La Nano, présentée hier au Salon de New Delhi par Tata, connaîtra-t-elle le même succès que la Fiat 500, qui a symbolisé pendant deux décennies le miracle italien de l'après-guerre ?
Le 4 juillet 1957, les ingénieurs de Fiat présentent au Salon de Turin une voiture révolutionnaire. Elle est la plus petite, moins de 3 mètres de long, et la moins chère du marché. La Fiat 500 connaîtra un succès considérable durant quinze ans et se vendra à plus de 3 millions d'exemplaires.
La Nano, présentée hier au Salon de New Delhi par Tata, connaîtra-t-elle le même succès que son aînée italienne, qui a symbolisé pendant deux décennies le miracle italien de l'après-guerre ? Elle lui ressemble en tout cas beaucoup, et pas seulement par sa forme, entre le pot de yaourt et le bonbon acidulé, mais surtout par ses ambitions : convertir aux charmes de la voiture les millions de motocyclistes indiens (qui casent une famille entière sur le deux-roues), avec un véhicule deux fois moins cher que la concurrence. Puis, si tout va bien, partir à la conquête du monde.
Le parallèle serait tentant entre les miracles italien et indien, n'étaient l'ampleur du phénomène et sa rapidité. Un pays de 1,1 milliard d'habitants, dont la moitié subsistent avec moins de 2 dollars par jour, et dont le potentiel de croissance est considérable. Plus de 1 million de voitures vendues l'an dernier, trois fois plus vers 2015, c'est-à-dire l'équivalent du marché français. A cette date, la Chine sera, de son côté, le premier marché automobile mondial.
Dès lors, il n'est pas étonnant de voir émerger dans ces pays des industriels qui ne se contentent pas de vouloir inonder le monde de tee-shirts ou même d'ordinateurs, mais aussi d'automobiles et, demain, d'avions. Face à la croissance forte de leur classe moyenne, qui représentera bientôt en Chine l'équivalent de l'Europe de l'Ouest, ils montent en gamme dans des secteurs nouveaux.

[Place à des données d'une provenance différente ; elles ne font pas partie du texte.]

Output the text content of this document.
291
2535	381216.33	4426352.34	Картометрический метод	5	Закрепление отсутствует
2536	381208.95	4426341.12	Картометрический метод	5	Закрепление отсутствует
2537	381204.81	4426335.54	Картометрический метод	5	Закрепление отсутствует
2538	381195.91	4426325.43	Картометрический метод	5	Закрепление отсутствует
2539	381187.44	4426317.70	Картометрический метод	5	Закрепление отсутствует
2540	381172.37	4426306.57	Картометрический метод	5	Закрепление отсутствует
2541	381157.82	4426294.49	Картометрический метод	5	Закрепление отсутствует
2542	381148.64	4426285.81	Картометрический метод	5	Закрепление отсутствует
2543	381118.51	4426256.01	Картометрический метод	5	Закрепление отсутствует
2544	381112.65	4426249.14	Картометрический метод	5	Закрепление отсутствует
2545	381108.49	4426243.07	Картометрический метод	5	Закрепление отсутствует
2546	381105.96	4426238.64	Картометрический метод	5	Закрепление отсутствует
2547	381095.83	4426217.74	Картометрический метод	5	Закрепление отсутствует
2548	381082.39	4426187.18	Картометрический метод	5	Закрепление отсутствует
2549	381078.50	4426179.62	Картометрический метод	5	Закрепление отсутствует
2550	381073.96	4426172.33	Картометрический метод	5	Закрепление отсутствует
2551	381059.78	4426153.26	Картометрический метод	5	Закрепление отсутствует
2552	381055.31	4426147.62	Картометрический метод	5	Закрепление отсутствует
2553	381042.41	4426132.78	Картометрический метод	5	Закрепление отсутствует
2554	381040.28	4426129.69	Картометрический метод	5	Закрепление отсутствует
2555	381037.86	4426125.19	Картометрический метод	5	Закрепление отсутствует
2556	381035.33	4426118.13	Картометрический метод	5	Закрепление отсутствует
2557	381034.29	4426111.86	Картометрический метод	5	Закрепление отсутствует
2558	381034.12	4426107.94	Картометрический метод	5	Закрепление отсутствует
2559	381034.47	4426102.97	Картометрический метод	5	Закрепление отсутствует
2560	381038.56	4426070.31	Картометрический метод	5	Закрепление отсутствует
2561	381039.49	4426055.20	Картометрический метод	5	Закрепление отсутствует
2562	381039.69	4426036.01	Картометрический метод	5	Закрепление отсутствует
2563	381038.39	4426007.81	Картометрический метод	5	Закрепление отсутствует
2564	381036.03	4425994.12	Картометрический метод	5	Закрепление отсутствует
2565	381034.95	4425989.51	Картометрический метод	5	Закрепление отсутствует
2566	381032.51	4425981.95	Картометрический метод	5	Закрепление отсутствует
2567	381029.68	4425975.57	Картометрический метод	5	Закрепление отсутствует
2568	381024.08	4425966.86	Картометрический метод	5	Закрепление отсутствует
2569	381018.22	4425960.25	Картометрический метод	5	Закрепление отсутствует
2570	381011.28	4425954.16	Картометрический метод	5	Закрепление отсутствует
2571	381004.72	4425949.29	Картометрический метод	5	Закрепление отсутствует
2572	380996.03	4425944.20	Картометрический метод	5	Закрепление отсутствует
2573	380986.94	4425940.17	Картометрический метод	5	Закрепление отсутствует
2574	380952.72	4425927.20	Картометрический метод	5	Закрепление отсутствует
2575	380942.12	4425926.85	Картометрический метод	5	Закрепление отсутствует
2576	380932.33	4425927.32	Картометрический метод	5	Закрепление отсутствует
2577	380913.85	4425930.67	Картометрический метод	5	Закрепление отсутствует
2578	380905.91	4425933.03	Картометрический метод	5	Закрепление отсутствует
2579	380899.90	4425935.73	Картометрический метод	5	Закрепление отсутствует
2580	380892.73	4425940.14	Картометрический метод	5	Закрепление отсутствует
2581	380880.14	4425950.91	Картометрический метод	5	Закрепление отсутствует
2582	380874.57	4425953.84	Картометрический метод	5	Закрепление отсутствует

Absents du marché automobile il y a une dizaine d'années, les constructeurs chinois et indiens entendent avant cinq ans venir proposer leurs voitures en Europe et aux Etats-Unis.
Finalement, il se produit le même phénomène qu'avec les Japonais dans les années 1970, puis les Coréens vingt ans plus tard. Offensive dans les modèles bas de gamme d'abord, puis concurrence à tous les niveaux, jusqu'à Toyota, qui vient chasser désormais sur les terres de Mercedes et BMW. Il est donc faux d'imaginer que la vieille Europe et la vieille Amérique s'en sortiront uniquement en se réfugiant sur des marchés de plus en plus haut de gamme et sophistiqués.
Les labos et le luxe au Nord, les ateliers et le bas de gamme au Sud. La mondialisation ne s'arrêtera pas à la division du travail, mais instaure une concurrence mondiale, à tous les niveaux.
C'est la leçon du probable rachat par le même Tata de Jaguar et de Land Rover. Pour l'instant, le bilan est positif pour les Renault, PSA, Volkswagen, Fiat et Toyota. Ils sont tous présents en Inde et en Chine, et y trouvent un relais bienvenu au marasme des marchés européen et américain.
Mais ils savent déjà qu'ils devront accueillir plus de convives pour partager un gâteau aussi important. Et se battre autant sur les « pots de yaourt » que sur les grosses berlines.